Nada de lo que dice Anthony de Jasay se percibe en los partidos políticos que nos ofrecen un mesías del siglo XXI.
Me reincorporo a esta ventana al mundo después de unas cuantas semanas complicadas, en las que he estado bastante ausente de la actualidad política y económica. La mera lectura de los titulares por quien está viviendo como en una realidad paralela, a menudo presenta nuestra sociedad occidental como un auténtica comedia satírica. Reaparezco la semana siguiente al anuncio de elecciones generales por el presidente Sánchez. Yo también voy a anunciar que me abstendré tanto en abril como en mayo. Porque, a falta de una, esta primavera tendremos dos votaciones, que afectarán al gobierno de la nación, a muchos gobiernos locales y a nuestros representantes en Europa. Eso quiere decir que, desde ya, todos los partidos políticos son los más sociales, los más feministas, los más gay-friendly, los más tolerantes con la diferencia, los más igualitaristas, los más capaces de activar la economía, los más dispuestos a eliminar la corrupción, los más europeos, los más cercanos a cada pueblo y ciudad de España. Cada candidato es un mesías potencial. Así que yo, declarada irredenta libertaria, que renuncio a ser etiquetada en el gradiente izquierda-centro-derecha, he decidido no ser salvada, de nuevo. Seguiré pagando mis impuestos a la fuerza y señalando aquello que me parezca mientras me dejen. Lo digo por quienes siempre me advierten: “Si no votas, no te quejes”. No voto y me quejo, porque con mi trabajo se financian esos partidos políticos con visa para mentir en campaña electoral (y después), sus fundaciones asociadas, los lobbies que los apoyan, las campañas electorales y los gastos de los comicios, que se van a celebrar en dos días porque Pedro Sánchez ha decidido que así sea. El uso de lo ajeno relaja la responsabilidad.

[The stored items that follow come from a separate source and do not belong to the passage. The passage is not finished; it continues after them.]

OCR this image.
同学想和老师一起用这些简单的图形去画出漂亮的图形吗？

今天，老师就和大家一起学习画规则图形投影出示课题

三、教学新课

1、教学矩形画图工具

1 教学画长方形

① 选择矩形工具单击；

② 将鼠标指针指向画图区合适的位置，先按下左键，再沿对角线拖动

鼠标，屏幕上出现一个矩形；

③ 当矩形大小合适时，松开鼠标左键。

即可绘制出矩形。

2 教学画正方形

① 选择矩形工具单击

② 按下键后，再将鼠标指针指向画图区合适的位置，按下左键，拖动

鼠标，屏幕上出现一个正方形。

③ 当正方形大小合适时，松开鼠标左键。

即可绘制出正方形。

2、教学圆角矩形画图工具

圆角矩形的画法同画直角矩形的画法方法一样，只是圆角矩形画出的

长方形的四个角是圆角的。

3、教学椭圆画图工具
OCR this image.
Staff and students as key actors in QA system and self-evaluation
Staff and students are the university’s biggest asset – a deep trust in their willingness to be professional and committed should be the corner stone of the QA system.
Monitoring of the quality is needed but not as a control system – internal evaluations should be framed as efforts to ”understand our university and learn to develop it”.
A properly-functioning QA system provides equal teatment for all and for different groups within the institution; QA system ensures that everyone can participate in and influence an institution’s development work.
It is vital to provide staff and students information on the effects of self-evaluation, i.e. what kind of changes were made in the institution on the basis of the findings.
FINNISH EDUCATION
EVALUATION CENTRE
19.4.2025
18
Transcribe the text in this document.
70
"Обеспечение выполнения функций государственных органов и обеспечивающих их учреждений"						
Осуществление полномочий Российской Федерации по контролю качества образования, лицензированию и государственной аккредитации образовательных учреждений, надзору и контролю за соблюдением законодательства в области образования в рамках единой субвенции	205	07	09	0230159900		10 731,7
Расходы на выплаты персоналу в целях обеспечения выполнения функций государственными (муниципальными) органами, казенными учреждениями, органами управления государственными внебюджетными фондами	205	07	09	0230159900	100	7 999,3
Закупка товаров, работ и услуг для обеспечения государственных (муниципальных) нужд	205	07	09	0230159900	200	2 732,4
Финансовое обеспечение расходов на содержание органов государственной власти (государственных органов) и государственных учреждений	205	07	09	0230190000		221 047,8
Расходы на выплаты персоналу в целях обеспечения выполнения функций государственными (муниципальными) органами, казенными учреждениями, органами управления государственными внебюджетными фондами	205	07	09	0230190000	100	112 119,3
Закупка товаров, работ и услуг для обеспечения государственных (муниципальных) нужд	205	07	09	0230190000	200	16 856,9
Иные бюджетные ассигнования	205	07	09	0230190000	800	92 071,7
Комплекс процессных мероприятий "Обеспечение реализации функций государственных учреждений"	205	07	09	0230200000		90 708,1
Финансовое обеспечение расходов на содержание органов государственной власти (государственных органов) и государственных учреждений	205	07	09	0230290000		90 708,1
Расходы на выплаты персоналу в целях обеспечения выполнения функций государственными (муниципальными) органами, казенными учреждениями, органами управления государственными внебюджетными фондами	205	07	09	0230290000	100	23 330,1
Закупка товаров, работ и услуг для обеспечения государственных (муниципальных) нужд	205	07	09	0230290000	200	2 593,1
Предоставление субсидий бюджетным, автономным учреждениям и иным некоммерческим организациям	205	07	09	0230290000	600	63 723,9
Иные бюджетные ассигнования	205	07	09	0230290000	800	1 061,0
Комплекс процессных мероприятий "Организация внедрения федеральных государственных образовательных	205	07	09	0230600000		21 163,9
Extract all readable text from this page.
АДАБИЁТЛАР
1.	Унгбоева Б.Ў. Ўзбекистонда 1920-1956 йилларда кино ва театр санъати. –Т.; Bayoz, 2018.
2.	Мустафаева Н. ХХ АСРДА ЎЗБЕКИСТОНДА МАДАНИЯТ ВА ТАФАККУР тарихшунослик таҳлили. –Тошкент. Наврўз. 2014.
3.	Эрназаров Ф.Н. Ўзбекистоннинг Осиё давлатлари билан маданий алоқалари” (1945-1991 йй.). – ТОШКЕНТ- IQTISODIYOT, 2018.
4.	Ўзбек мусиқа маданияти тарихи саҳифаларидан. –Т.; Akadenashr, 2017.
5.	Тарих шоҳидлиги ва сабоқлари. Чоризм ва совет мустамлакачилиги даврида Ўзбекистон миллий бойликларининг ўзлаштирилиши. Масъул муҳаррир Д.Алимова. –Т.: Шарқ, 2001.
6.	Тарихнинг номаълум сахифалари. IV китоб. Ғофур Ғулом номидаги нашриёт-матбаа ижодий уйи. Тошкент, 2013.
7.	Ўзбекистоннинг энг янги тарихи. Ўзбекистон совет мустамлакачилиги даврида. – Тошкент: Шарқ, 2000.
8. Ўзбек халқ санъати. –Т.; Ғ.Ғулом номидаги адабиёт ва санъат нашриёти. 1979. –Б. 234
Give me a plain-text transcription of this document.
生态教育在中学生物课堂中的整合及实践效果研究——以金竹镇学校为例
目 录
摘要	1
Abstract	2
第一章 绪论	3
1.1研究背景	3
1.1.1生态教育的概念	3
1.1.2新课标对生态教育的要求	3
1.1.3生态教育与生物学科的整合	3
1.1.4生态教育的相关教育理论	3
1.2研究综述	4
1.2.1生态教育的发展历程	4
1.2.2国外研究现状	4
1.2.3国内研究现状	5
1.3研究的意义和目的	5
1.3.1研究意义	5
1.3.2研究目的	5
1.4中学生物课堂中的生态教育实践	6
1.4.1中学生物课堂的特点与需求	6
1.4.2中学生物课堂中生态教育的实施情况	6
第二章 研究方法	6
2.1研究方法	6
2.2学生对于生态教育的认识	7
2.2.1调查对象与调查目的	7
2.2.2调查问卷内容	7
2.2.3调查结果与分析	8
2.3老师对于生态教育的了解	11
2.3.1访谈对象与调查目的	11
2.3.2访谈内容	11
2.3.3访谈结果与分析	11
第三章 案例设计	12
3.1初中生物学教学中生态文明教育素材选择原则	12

Hace algo más de 20 días fallecía un gran pensador, amigo de amigos, maestro de muchos (entre los que me cuento) y un outsider en toda regla. Me refiero a Anthony de Jasay, a quien el Instituto Juan de Mariana entregó en el año 2009 el premio a toda una vida dedicada a la libertad. Al conocer la noticia recordé la conversación que, pocos años antes, mantuvimos Carlos Rodríguez Braun, Tony de Jasay y yo, en la clausura del Congreso de Public Choice “Problems of Democracy” dirigido por Pedro Schwartz, organizado en mi universidad, la CEU-San Pablo. Carlos y yo debatíamos sobre si era acertado hablar de paternalismo estatal, como si el Estado fuera “padre”, en vez de maternalismo, como si fuera “madre” y qué sería menos dañino. De Jasay cerró la discusión argumentando que, en todo caso, el Estado debería comportarse como el novio de una madre divorciada: debía simplemente estar presente, por si era reclamado como apoyo, pero jamás interfiriendo en la vida de los hijos, en este caso ciudadanos. Es la perfecta descripción del concepto de subsidiaridad.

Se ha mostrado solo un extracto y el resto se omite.